What you can see is that Acme Corp's page is running third-party scripts from an external domain which has been flagged for being associated to cryptomining. This needs to be highlighted to the Security team and validate the use of this script with developers.

Next, let's check out another malicious script detection for https://www.americantourister.co.kr/on/demandware.static/Sites-AmericanTouristerKR-Site/-/ko_KR/v1665602114344/js/kakaoStoreLocator.js

Under the script details, you will see the following fields:

  • Malicious Code: Cloudflare’s internal systems consider the script malicious and have assigned it a score of 1 for exfiltration.
  • Malicious URL: The script has not been flagged by threat intelligence feeds based on the URL.
  • Malicious domain: The script has not been flagged by threat intelligence feeds based on the domain.
  • Malicious category: As the threat intelligence feeds have not flagged the domain or URL as malicious, there is also no Malicious category shown.

Here you can see even if the domain itself may not be malicious, the scripts running on Acme Corp's site may still be compromised and Acme Corp would not normally have visibility over this as they do not manage the security of the third-party script. However, with the help of Page Shield, you can now flag this out for the Security team's visibility.

3.Enforcing a positive security model

After some validation from the developers, you now have your list of scripts that are required for proper application function. It is now time to enforce a positive security model with policies.

The list of resources that should be allowed are:

  • Scripts:
    • Allowed scripts
      • *.cfdemolab.xyz
      • *.useinsider.com 
    • Directive Value: 'self' - Refers to the origin from which the protected document is being served
  • Connections: connect-src
    • Allowed Connections
      • *.hookb.in
    • Directive Value: 'self' - Refers to the origin from which the protected document is being served

Now that we have our list, we can navigate back to the dashboard to Page Shield ‣ Policies.

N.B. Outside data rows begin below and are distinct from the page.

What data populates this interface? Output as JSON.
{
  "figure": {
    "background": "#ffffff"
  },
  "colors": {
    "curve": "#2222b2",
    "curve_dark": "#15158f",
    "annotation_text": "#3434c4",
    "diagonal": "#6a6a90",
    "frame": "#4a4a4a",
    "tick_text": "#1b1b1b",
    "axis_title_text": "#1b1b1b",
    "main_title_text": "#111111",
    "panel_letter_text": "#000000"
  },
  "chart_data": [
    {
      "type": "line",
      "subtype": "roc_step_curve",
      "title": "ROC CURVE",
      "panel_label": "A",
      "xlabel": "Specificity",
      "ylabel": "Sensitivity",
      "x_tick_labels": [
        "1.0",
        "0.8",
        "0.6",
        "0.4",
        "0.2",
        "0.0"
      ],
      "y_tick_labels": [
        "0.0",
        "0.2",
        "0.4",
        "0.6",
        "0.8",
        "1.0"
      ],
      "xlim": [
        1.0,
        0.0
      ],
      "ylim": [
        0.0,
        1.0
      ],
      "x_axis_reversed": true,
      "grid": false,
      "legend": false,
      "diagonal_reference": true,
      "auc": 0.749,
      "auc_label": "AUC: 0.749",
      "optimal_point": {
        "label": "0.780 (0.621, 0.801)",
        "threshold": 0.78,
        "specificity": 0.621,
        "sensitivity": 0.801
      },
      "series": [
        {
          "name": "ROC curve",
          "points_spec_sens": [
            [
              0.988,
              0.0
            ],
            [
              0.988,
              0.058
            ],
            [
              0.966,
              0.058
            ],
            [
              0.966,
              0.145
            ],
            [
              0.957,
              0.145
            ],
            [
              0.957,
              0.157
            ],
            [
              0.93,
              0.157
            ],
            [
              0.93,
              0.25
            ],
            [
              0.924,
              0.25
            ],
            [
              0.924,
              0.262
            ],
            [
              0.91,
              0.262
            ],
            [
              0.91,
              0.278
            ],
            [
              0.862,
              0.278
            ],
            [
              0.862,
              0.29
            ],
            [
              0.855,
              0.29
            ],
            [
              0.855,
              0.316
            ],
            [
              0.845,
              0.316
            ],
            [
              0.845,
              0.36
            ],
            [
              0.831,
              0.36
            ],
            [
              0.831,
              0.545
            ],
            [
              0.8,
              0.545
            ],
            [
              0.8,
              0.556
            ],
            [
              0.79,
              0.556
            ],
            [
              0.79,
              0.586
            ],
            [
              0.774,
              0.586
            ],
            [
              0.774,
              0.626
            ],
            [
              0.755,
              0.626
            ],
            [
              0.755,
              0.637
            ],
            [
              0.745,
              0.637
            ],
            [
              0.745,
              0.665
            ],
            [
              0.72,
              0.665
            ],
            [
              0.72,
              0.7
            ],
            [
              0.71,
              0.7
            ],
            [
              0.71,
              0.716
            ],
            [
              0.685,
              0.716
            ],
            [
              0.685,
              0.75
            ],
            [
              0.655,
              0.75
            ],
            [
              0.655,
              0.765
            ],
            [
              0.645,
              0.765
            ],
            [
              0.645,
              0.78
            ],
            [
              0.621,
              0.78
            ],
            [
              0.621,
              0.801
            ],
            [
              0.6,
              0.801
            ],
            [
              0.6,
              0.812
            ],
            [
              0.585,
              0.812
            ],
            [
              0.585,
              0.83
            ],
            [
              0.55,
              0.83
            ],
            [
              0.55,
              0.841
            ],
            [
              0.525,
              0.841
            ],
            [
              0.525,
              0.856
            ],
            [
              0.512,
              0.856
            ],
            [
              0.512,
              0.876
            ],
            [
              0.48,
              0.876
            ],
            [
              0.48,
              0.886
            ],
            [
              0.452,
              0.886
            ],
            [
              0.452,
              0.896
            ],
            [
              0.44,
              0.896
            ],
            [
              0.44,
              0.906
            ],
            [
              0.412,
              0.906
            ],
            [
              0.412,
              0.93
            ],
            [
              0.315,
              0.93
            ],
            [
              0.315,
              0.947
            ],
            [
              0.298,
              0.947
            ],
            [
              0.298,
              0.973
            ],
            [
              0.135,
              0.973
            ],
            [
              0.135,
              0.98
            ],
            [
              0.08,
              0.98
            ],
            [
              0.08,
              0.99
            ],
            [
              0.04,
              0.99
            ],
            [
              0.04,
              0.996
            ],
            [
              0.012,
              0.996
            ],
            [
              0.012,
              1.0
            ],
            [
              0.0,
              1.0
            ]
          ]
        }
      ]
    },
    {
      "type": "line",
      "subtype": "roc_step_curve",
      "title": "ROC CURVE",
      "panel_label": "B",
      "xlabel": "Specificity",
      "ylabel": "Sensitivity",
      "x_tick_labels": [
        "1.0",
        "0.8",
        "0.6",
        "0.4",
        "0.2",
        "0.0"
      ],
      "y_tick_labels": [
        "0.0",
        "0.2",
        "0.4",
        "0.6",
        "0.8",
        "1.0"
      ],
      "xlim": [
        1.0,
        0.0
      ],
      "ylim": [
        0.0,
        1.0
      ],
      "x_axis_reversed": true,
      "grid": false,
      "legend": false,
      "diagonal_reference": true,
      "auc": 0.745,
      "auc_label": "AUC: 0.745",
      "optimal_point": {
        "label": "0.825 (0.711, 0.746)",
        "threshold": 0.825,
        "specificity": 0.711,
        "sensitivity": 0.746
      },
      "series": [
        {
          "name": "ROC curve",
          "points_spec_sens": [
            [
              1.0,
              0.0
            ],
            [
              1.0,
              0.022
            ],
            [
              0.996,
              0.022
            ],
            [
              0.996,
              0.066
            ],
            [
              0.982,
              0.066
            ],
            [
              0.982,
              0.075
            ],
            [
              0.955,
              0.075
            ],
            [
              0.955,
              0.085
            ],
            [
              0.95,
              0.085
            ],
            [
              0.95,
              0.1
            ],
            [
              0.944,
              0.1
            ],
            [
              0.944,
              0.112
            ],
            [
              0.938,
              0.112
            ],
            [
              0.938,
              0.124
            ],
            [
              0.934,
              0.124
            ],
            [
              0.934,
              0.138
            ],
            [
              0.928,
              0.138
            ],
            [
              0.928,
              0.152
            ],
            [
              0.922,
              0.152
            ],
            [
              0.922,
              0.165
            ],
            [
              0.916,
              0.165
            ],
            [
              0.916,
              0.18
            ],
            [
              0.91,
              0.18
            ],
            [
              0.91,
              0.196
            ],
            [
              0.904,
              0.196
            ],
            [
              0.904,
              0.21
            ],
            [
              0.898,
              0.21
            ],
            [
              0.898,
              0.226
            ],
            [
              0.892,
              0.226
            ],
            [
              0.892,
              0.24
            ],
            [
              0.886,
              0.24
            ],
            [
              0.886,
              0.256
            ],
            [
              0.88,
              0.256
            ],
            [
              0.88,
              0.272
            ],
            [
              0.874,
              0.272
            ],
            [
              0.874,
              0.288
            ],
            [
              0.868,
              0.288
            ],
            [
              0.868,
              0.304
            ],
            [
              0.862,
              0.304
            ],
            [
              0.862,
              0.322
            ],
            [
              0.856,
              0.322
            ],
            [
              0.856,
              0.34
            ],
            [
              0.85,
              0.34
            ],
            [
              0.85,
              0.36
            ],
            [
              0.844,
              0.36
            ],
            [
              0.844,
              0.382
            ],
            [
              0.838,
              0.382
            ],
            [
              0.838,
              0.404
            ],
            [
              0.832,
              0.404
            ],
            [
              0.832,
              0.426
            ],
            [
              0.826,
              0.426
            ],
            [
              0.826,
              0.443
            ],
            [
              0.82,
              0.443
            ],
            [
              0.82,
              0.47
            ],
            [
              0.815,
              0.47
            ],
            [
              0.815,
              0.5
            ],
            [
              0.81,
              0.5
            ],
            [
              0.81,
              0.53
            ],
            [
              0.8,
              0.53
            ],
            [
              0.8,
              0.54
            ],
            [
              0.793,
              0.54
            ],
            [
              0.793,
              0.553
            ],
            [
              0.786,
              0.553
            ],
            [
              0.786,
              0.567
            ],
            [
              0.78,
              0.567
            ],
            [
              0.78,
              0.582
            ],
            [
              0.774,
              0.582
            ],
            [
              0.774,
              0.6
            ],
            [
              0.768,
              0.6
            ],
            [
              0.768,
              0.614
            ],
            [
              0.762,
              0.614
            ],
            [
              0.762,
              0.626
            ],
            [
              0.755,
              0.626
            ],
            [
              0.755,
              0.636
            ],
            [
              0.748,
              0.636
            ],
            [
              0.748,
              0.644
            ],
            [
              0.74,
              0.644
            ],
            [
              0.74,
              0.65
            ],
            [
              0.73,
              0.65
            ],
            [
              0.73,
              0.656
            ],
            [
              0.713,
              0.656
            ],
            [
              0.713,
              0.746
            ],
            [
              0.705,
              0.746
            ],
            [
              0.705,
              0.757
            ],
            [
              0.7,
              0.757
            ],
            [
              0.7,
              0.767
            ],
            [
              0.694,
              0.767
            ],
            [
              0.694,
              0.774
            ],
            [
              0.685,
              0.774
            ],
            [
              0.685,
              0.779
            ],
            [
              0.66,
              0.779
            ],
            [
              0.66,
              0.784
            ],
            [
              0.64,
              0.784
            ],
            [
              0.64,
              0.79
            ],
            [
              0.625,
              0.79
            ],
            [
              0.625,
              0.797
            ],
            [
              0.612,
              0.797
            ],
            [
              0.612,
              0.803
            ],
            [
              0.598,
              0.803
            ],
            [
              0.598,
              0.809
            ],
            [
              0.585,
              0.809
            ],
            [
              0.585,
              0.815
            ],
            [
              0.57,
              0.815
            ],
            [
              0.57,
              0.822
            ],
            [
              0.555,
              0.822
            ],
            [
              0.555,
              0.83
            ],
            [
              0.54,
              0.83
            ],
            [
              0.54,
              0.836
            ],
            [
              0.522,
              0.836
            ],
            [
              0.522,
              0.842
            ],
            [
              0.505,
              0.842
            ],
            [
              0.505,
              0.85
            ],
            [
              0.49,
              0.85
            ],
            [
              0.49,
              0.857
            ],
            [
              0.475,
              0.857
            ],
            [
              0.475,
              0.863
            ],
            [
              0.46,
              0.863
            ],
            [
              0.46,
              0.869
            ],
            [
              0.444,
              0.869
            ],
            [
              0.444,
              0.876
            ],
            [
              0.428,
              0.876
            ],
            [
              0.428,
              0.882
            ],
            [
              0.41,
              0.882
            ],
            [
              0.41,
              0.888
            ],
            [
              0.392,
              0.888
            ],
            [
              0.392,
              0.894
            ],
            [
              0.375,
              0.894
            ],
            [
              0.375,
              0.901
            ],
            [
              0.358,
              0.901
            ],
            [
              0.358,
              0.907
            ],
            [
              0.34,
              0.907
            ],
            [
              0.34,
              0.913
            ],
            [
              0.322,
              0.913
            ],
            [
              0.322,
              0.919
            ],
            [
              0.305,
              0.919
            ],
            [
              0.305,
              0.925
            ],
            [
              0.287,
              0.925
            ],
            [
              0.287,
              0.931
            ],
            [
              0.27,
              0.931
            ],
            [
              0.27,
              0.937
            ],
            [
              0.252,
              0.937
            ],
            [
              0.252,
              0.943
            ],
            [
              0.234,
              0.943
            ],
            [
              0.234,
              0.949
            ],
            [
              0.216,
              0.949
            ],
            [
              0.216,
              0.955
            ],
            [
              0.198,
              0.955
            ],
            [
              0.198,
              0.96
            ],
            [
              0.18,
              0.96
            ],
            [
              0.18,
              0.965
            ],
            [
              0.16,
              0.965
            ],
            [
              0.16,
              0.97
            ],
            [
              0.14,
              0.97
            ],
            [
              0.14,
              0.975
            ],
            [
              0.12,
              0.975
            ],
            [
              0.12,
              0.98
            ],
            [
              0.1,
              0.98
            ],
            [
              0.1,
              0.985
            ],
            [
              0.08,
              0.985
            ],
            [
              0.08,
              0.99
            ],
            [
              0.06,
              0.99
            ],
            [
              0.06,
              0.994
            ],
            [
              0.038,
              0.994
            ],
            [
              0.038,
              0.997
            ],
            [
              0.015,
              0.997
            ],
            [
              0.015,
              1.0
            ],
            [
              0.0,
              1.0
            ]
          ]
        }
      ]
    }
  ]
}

Select Create Policy to define allowed scripts.

As an independent exercise without further guidance from us, set up the policy to cover your web application https://*.cfdemoloab.xyz/contact/received.

Hint: This uses the same Cloudflare Ruleset Engine as the Cloudflare WAF.

When you're done, scroll below set the directtives to be allowed.

First, select the script directive

Page Shield will display script directive suggestions based on the script detections on your page. Simply select the scripts that have been provided from the developers.

Next, set the eval function. As per the guidance from the developers, these scripts should only be able to refer to the origin from which the protected document is being served.

Now you're done with setting up the script directive!

As an independent exercise without further guidance from us, add a new directive to this policy for your allowed connections.

When you're done, you should have the following policy

Before saving the policy, we need to set the action. As Acme Corp wants to enforce the CSP immediately, set the action to Allow. This will allow only the selected scripts in the policy to the be loaded on the browser.

Once you're done, hit Save.

Now head over to your page (https://*.cfdemolab.xyz/contact/received). Right click and select Inspect.

You will then see the developer tools tab pop up. Head over to Console.

Here you can see that the policies have been enforced and no other scripts can be loaded other than what has been specified.

Now heading back to the dashboard, you can observe these policy violations. This is helpful to understand the top active resources that violate your policy and evaluate if the policy needs to be adjusted.

Done!

We have explored a pre-configured web application with third-party scripts running and configured security policies from scratch.

When you are finished this task, you have finished the labs. Congratulations!